As starting point, I used all files with the "xz" extension that I could
find in the source repo (total of 63 files).

I also did the following experiment

- I ran version 1 overnight (over 16 hours in total)
- The coverage saturated at about 996 CFG edges

Then, I took the corpus that was generated for v1 fuzzing and fed it to
v2. My hope is that this will quickly tell me how much better (coverage
wise) v2 is were it to be run for as long as v1

- I found v2 covers 1004 CFG edges i.e., only 8 CFG edges more than v1

However, to be sure I need to keep v2 running for as long as v1, but my
guess is that this saturation will prevail.

>> Overall, version 1 is superior imho.
> 
> I don't know yet. Increasing the input and output chunk sizes is
> probably needed to make the second version faster. You could try
> some odd values between 100 and 250, or maybe even up to 500.

Okay, I can try this out once current experiment completes.

Regards,
Bhargava



Re: [xz-devel] Adding fuzz testing support to liblzma

2018-10-29 Thread Lasse Collin
On 2018-10-29 Bhargava Shastry wrote:
> Thanks for providing two versions for me to test. Here are the
> results:
> 
> - version 1 decompresses the whole of fuzzed (compressed) data
> - version 2 decompresses in chunks of size (input=13 bytes)
> 
> ### Executions per second
> 
> I ran both versions a total of 96 times (I have 16 cores :-))
> 
> - version 1 averaged 1757.20 executions per second
> - version 2 averaged 429.10 executions per second
> 
> So, clearly version 1 is faster

Yes, and the difference is bigger than I hoped.

> Regarding coverage
> 
> - version 1 covered 950.26 CFG edges on average
> - version 2 covered 941.11 CFG edges on average

I assume you had the latest xz.git that supports
FUZZING_BUILD_MODE_UNSAFE_FOR_PRODUCTION.

Did you run the same number of fuzzing rounds on both (so the second
version took over four times longer) or did you run them for the same
time (so the second version ran only 1/4 of rounds)?

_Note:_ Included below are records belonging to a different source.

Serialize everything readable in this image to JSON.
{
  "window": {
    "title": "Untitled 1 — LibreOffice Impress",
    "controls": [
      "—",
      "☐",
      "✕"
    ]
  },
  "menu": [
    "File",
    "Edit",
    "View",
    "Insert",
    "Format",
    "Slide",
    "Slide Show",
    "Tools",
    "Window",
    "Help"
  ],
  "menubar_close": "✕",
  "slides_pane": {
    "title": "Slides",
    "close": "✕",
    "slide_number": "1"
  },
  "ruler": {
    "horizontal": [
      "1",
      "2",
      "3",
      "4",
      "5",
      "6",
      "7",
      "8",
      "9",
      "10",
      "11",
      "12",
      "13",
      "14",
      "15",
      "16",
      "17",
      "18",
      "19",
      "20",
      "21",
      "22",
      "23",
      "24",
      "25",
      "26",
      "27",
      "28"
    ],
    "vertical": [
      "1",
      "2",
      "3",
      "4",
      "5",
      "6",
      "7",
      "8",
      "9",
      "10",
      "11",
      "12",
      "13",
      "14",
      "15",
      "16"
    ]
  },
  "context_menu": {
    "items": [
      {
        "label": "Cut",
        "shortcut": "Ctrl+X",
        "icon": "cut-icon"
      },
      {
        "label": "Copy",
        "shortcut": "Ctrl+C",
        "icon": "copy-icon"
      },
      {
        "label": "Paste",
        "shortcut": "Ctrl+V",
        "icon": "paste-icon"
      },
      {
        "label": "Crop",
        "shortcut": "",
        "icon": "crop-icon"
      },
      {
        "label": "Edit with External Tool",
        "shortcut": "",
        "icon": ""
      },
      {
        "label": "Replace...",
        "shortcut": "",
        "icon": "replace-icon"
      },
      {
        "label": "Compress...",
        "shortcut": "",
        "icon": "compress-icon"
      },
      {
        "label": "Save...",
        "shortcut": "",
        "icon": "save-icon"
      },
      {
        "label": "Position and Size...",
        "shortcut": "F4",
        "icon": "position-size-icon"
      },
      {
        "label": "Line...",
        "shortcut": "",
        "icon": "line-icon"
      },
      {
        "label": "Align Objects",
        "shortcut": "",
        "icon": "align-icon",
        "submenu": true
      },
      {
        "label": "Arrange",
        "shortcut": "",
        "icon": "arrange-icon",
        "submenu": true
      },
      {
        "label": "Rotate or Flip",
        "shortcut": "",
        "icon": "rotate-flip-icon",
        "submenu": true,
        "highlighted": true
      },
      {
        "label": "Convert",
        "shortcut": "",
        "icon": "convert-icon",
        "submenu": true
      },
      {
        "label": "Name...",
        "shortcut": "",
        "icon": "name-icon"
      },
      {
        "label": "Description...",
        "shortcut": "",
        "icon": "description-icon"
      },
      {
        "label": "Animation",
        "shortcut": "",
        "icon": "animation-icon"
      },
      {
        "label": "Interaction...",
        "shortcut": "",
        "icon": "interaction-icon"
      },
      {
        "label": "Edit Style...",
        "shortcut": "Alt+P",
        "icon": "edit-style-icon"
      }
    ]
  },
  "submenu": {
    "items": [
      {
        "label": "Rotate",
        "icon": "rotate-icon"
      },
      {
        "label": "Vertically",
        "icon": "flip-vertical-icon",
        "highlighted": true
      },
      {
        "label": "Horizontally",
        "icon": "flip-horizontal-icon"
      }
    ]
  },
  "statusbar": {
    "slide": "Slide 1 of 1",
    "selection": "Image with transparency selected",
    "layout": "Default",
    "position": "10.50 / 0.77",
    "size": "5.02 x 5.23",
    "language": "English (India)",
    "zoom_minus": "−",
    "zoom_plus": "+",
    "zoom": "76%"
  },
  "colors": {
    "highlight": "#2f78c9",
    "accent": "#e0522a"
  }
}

If both version saw the same number of rounds, I would expect the
second version to have the same or better coverage. But if the
comparison was based on time, then it's no surprise if the first
version has better apparent coverage even if it is impossible for it to
hit certain code paths that are possible with the second version. It
might also depend on which input file is used as a starting point for
the fuzzer.

> Overall, version 1 is superior imho.

I don't know yet. Increasing the input and output chunk sizes is
probably needed to make the second version faster. You could try
some odd values between 100 and 250, or maybe even up to 500.

On the other hand, it's possible that I'm putting too much weight on the
importance of fuzzing the stop & continue code paths.

Thanks again!

-- 
Lasse Collin  |  IRC: Larhzu @ IRCnet & Freenode